Lisboa, 4 de Dezembro de 2009

Visita acampamentos de refugiados Saharauis

Partirá amanhã, dia 5 de Dezembro, uma delegação do Conselho Português para a Paz e Cooperação para os acampamentos de refugiados Saharauis, em Tinduf, no sul da Argélia.

A delegação do CPPC reunirá com o presidente da República Árabe Democrática Saharaui e com outros responsáveis do governo da RASD, com os quais examinará a continuidade dos projectos de cooperação em curso no plano educativo e médico, bem como das Campanhas pela libertação dos presos políticos Saharauis e pelo reconhecimento da RASD.

Visitará ainda o acampamento de Dajla, onde o CPPC, em cooperação com Autarquias portuguesas, está a construir uma escola básica que apoiará a escolaridade de 630 crianças, e participará, em representação do Conselho Mundial da Paz, no Congresso da UJSário.

Esta deslocação ocorre num momento particularmente dramático da situação do povo Saharaui. Após três décadas de ocupação marroquina, o povo Saharaui prossegue uma justa luta pela liberdade, soberania e independência do seu país.
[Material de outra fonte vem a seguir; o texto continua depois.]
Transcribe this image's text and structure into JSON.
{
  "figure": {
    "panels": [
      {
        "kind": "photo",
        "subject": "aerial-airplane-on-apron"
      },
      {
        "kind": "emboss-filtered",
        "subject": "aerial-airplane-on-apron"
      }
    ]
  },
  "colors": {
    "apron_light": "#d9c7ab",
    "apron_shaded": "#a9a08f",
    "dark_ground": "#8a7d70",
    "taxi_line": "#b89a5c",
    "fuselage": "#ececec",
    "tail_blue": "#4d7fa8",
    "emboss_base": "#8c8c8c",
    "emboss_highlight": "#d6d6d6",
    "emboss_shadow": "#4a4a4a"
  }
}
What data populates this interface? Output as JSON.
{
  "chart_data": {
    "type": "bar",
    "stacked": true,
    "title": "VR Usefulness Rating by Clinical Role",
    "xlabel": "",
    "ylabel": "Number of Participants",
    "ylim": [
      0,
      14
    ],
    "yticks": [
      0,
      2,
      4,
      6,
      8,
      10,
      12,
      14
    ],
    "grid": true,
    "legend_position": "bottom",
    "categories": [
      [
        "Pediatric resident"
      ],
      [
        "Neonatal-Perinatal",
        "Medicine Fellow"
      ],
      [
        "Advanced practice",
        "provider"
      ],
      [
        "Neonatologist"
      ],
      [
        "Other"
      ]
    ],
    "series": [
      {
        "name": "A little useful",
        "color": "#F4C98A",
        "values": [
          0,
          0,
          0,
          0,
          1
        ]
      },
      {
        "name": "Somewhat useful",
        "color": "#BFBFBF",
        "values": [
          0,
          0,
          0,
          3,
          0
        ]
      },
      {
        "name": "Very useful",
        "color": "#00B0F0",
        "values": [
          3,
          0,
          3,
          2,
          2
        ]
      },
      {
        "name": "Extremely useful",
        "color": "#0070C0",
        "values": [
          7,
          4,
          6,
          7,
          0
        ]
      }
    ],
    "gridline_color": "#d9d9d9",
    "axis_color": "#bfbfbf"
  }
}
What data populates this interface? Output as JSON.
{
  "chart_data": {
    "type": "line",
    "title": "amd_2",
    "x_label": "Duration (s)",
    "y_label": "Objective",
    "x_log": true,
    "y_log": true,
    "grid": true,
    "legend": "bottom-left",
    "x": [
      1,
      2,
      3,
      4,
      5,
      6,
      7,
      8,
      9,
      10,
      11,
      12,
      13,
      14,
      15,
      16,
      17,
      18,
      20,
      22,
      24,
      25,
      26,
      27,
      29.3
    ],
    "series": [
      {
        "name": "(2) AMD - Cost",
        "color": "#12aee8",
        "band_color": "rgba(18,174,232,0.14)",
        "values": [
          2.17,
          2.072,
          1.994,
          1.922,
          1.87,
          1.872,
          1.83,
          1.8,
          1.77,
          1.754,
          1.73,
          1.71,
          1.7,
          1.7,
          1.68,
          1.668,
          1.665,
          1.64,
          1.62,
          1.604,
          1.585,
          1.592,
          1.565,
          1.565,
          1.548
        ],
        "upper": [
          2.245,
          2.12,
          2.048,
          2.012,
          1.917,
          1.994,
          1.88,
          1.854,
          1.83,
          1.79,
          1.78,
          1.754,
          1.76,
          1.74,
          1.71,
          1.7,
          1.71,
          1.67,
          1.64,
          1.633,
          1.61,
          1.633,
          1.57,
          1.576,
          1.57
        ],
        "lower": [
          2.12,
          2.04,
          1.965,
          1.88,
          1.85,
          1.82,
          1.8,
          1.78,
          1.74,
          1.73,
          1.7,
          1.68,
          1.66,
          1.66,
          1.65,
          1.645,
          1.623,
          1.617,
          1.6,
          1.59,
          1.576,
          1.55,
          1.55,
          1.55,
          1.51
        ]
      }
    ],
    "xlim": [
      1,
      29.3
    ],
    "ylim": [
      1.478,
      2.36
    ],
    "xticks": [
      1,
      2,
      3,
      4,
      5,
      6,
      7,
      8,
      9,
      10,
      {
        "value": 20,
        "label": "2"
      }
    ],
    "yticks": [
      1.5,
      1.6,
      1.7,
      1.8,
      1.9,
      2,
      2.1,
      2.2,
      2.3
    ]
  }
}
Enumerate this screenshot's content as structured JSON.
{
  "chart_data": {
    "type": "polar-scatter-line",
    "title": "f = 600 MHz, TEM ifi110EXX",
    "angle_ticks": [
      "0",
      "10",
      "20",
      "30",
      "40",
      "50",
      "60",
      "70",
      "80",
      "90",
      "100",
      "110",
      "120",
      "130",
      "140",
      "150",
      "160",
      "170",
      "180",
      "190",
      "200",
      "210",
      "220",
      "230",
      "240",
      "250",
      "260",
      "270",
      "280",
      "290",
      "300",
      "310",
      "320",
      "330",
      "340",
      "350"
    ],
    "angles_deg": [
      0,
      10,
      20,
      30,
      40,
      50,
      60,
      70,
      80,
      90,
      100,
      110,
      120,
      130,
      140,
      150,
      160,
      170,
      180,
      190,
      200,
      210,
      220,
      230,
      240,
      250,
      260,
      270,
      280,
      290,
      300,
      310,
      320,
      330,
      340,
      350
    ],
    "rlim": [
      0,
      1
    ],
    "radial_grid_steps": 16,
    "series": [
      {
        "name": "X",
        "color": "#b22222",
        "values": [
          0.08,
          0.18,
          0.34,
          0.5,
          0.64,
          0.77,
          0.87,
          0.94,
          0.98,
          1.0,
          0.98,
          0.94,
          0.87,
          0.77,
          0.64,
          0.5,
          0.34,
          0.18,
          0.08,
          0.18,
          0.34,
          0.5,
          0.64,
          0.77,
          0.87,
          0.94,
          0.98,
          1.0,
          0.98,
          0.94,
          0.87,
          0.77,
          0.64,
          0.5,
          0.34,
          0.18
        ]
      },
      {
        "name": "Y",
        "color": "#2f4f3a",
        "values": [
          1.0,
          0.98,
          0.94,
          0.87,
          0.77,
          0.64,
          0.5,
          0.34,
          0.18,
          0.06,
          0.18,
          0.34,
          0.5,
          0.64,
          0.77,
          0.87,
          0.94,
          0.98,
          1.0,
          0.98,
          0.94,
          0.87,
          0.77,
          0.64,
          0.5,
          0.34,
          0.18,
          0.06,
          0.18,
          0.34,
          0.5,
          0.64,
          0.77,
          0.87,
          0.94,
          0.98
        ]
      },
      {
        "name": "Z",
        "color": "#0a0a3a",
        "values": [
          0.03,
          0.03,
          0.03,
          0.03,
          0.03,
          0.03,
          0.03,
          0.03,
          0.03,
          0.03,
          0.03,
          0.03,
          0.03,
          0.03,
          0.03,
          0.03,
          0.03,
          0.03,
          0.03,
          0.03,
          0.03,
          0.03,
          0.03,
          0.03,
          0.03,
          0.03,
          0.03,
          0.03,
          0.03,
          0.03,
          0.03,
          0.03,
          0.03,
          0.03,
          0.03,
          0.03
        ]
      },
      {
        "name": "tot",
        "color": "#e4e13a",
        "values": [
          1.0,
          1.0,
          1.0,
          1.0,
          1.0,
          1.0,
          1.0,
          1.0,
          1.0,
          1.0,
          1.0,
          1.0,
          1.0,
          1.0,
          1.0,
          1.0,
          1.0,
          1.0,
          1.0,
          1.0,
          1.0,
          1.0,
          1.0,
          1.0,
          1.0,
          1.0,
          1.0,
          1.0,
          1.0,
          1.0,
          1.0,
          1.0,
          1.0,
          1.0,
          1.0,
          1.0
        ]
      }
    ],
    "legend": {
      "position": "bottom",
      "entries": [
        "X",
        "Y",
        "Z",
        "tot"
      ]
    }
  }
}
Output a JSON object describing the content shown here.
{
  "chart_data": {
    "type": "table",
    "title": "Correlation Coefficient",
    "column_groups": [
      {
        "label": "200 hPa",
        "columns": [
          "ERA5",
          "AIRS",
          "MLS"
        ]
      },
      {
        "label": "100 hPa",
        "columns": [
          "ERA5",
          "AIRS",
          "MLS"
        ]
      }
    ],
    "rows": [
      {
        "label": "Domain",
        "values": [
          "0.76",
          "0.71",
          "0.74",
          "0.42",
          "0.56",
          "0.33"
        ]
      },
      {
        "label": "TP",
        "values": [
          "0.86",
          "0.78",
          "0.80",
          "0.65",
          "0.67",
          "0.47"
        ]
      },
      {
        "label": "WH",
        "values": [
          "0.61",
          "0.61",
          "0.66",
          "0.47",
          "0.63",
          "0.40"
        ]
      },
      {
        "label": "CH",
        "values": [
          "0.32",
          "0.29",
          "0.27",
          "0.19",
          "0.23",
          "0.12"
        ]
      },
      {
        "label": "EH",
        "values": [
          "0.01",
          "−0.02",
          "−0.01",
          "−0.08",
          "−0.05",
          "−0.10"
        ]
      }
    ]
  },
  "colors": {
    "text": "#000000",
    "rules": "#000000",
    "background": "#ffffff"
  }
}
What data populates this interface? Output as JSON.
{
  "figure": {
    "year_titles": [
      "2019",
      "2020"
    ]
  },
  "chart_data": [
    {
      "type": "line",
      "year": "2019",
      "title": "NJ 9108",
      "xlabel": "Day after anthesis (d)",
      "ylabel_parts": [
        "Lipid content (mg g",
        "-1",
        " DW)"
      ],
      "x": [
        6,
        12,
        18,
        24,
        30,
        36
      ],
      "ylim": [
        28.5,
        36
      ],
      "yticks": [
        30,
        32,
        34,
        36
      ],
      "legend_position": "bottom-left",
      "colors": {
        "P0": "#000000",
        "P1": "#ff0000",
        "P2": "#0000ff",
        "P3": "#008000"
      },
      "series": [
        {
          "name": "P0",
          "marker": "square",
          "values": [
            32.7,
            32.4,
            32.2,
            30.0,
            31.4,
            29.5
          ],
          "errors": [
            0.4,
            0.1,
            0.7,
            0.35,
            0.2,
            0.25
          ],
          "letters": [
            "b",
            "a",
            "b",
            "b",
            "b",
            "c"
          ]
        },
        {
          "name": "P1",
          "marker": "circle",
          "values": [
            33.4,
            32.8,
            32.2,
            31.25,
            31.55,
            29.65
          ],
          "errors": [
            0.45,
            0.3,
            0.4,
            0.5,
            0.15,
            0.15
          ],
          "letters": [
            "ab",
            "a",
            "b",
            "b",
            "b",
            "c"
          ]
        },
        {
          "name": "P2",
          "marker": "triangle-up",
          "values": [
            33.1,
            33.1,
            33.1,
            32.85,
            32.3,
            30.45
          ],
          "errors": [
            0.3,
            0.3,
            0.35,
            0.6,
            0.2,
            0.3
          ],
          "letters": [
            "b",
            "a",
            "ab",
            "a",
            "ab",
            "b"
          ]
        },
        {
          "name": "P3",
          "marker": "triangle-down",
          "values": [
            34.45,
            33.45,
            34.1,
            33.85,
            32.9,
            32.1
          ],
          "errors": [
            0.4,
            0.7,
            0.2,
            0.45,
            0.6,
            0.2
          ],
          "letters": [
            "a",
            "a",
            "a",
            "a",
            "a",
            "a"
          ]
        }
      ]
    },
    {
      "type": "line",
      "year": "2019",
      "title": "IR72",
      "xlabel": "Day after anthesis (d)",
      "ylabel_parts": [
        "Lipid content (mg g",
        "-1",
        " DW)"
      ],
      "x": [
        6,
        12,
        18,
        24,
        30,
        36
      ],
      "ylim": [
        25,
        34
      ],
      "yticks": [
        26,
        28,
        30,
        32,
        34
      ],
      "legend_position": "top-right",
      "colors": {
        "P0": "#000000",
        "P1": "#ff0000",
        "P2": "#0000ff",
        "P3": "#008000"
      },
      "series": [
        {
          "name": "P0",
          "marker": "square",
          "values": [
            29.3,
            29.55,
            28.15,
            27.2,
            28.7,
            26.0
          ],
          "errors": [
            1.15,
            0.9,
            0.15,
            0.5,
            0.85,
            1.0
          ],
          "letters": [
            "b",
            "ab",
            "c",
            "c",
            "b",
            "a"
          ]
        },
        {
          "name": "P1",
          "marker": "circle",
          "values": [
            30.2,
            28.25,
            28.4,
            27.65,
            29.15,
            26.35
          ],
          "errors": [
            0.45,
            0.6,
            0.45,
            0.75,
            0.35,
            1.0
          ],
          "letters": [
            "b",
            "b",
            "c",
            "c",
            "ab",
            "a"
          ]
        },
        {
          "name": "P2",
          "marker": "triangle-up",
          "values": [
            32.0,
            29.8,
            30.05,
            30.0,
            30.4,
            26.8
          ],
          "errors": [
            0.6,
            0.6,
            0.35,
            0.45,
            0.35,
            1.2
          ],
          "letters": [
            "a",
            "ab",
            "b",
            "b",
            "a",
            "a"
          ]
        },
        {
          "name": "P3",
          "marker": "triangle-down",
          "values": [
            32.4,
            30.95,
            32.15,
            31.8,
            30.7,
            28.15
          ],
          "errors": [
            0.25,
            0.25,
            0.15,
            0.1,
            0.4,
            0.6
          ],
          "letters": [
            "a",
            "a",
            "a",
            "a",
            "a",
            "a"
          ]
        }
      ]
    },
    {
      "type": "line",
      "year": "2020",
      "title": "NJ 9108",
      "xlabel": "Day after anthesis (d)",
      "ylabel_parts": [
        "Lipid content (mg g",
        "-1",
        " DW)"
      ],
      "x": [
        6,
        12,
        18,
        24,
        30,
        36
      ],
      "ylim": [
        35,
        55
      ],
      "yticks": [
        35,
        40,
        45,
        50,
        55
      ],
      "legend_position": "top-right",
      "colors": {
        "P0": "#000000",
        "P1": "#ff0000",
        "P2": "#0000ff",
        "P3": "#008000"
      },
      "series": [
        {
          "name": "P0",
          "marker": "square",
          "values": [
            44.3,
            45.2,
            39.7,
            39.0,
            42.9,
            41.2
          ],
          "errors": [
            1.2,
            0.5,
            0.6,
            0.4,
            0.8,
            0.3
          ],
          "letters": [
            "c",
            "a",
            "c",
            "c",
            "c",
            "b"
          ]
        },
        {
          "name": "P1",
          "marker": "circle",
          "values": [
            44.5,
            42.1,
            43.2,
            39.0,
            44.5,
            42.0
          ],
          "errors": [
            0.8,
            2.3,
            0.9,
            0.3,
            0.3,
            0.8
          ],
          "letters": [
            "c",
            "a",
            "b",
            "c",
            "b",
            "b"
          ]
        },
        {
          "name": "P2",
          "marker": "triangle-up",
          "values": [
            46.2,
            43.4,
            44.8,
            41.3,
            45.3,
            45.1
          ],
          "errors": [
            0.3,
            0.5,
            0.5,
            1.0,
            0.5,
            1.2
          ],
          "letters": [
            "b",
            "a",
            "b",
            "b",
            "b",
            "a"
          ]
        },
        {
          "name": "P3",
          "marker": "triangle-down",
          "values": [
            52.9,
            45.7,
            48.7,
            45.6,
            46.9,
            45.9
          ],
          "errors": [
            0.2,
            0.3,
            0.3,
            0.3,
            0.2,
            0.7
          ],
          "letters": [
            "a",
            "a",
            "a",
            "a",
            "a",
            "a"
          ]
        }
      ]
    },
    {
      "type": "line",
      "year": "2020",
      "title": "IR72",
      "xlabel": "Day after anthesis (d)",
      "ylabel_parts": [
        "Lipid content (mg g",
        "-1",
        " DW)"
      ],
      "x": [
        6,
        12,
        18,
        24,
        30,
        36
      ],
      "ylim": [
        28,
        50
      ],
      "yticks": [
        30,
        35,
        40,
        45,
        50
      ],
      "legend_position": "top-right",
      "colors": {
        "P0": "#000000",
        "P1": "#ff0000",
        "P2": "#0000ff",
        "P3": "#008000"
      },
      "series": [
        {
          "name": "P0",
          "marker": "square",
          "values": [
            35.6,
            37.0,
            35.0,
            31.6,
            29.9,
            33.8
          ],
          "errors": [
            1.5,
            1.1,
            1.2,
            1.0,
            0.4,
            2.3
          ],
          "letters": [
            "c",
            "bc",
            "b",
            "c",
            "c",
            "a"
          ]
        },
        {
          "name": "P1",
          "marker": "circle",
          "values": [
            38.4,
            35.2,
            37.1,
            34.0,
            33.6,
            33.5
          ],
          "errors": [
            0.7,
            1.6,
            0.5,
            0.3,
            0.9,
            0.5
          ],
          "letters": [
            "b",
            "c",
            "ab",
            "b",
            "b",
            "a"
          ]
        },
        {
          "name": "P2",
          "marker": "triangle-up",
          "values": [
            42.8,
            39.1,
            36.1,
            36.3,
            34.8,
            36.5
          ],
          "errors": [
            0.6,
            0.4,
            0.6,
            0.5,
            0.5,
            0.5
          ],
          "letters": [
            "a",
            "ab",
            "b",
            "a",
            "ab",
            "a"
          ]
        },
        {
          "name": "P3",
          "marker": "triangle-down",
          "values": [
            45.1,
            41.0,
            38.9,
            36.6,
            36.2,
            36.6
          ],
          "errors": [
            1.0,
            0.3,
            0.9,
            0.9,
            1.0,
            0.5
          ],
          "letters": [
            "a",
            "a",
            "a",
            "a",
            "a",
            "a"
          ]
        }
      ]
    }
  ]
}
Hoje, a dignidade e a determinação do povo Saharaui pelo direito de retorno à sua terra, tem mais do que nunca, o rosto e nome de mulher: Aminetu Haidar. Em greve de fome desde o dia 15 de Novembro, Aminetu demonstra desta forma ao ocupante marroquino e a toda a comunidade internacional, que por mais anos que passem, a vontade deste povo não poderá ser domada e que nem o incremento da sistemática violação dos direitos humanos nos territórios ocupados poderá quebrar a sua determinação de lutar pelo direito à liberdade.

O CPPC deseja uma vez mais manifestar publicamente a sua total solidariedade ao povo Saharaui e a Aminetu Haidar. Relembra que o único direito que Aminetu reclama para por termo à greve de fome, é a de poder viver na sua pátria, como Saharaui, sem aceitar a nacionalidade marroquina, aliás de acordo com as inúmeras resoluções das Nações Unidas.

Nesse sentido, reitera a exigência de que o Reino de Marrocos cumpra as suas obrigações de acordo com o direito internacional, devolvendo de imediato os documentos a Aminetu Haidar e que respeite o seu direito de retorno à pátria, em segurança e sem condições prévias.